While it is unclear just how volatile markets will be in the rest of 2018, Eliopoulos said that stock market volatility is more a norm than the exception. He said that stock market declines of 10% are “not unusual” when taking into account stock market historical perspective.

Ironically, Eliopoulos gave his market discourse on the same day he disclosed that CalPERS had strong investment performance in the calendar year 2017.

CalPERS, he said, saw a 15.7% overall return in the year, beating its 15.5% custom benchmark.

Eliopoulos said strong stock market performance in 2017 made equities CalPERS’ biggest performing asset class with a 24% return. It was slightly under, however, CalPERS’ custom equity benchmark of 24.4%.

Private equity was the second-best producing asset class in 2017, with an 18% return, but that was also below the custom benchmark of 22.9%. Fixed income posted a 7.2% return in 2017, beating its custom benchmark, which produced a 6.2% return. Real assets, which includes real estate and infrastructure, posted an 8.5% return in 2017, beating the custom benchmark of 6.4%. Meanwhile, CalPERS’ inflation-sensitive asset class had a 6.3% return compared to its custom benchmark’s 6.2% return.

The inflation-linked asset class is made up of two main asset types: inflation-linked bonds and commodities, which include commodity futures, forwards, swaps, structured notes, and options.

Going forward, Eliopoulos noted Monday that CalPERS faces more muted returns.

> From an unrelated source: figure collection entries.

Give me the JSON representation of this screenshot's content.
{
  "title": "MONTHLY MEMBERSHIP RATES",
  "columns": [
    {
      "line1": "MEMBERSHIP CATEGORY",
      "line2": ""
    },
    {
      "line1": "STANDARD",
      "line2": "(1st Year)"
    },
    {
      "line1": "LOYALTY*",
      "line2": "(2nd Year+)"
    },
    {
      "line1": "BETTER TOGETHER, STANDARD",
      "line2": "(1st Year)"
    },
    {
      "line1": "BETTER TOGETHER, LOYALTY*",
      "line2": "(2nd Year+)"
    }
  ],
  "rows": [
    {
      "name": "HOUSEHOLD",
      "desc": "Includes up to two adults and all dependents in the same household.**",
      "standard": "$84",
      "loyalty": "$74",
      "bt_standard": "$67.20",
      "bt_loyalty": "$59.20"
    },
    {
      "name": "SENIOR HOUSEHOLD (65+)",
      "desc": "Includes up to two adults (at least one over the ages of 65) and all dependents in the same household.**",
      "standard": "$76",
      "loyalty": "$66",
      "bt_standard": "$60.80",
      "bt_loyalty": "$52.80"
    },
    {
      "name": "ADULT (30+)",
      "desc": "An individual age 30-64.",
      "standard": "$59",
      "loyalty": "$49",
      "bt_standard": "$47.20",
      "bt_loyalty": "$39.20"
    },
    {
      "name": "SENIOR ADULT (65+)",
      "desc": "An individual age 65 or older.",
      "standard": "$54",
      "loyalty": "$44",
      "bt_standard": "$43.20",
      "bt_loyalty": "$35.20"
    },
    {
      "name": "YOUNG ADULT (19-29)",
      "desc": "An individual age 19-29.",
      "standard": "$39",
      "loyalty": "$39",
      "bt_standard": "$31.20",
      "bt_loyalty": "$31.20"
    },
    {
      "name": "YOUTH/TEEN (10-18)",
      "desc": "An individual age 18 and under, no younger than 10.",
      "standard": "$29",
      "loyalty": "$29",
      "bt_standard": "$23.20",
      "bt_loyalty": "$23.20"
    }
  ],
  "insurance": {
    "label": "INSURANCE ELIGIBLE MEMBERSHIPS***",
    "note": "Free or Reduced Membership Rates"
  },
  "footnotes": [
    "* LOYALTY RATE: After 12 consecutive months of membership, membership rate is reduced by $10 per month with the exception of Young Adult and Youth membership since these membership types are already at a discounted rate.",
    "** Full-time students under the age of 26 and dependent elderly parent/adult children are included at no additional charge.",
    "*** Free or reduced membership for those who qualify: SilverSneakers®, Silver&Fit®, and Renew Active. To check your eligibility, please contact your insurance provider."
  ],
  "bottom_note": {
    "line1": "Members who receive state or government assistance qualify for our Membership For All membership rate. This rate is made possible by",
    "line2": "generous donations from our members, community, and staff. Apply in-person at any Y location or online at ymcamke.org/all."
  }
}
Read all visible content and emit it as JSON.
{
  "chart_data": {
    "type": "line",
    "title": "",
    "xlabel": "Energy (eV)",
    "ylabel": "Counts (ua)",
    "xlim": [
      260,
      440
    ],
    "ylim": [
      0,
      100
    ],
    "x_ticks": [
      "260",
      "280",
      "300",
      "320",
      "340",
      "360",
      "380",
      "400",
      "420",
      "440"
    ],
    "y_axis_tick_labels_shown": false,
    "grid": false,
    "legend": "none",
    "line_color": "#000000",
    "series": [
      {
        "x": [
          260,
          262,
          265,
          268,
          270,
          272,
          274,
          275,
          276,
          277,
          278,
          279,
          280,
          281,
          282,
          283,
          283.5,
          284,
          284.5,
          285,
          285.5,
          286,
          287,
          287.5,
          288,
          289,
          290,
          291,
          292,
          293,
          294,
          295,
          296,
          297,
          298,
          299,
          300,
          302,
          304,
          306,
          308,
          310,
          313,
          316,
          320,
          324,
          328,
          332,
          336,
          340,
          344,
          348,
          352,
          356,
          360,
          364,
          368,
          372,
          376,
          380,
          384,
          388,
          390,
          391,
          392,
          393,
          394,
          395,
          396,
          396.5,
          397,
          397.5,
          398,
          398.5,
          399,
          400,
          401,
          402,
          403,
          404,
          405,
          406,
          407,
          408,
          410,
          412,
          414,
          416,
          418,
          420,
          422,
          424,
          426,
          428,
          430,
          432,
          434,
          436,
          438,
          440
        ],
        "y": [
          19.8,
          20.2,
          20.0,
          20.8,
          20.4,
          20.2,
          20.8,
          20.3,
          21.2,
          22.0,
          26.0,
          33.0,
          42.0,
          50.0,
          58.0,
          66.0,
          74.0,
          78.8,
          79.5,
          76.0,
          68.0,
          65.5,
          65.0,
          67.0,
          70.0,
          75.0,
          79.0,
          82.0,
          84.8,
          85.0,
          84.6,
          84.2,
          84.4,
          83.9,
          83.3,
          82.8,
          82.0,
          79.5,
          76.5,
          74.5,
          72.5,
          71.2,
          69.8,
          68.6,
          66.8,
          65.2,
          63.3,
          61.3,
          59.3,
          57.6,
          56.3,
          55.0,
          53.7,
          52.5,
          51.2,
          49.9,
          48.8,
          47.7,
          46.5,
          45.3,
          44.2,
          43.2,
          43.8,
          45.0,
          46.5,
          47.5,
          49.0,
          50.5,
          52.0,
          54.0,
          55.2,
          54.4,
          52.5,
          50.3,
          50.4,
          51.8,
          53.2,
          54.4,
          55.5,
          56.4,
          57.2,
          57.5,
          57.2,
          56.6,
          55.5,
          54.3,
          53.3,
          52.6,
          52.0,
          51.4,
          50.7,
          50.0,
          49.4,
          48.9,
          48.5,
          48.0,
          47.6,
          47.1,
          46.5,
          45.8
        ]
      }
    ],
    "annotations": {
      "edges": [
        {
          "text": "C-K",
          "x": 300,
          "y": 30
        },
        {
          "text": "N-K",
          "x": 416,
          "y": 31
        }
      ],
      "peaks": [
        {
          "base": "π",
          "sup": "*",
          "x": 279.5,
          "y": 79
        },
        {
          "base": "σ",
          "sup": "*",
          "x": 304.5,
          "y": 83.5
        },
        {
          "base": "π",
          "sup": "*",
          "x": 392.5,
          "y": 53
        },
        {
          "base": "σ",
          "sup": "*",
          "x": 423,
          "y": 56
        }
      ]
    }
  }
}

CalPERS officials previously have said t they expect annualized investment returns in the low 6% range over the next decade.

But Eliopoulos noted that on a more positive note, CalPERS is in the process of lowering its yearly rate of return from 7.5% to 7%.

He said that is bringing in more contributions from employers and ending the practice of CalPERS having to sell off assets to pay pension beneficiaries.

In 2016, CalPERS was forced to sell around $4 billion in assets because it paid out $20.5 billion in benefits, $4 billion more than it had in its accounts.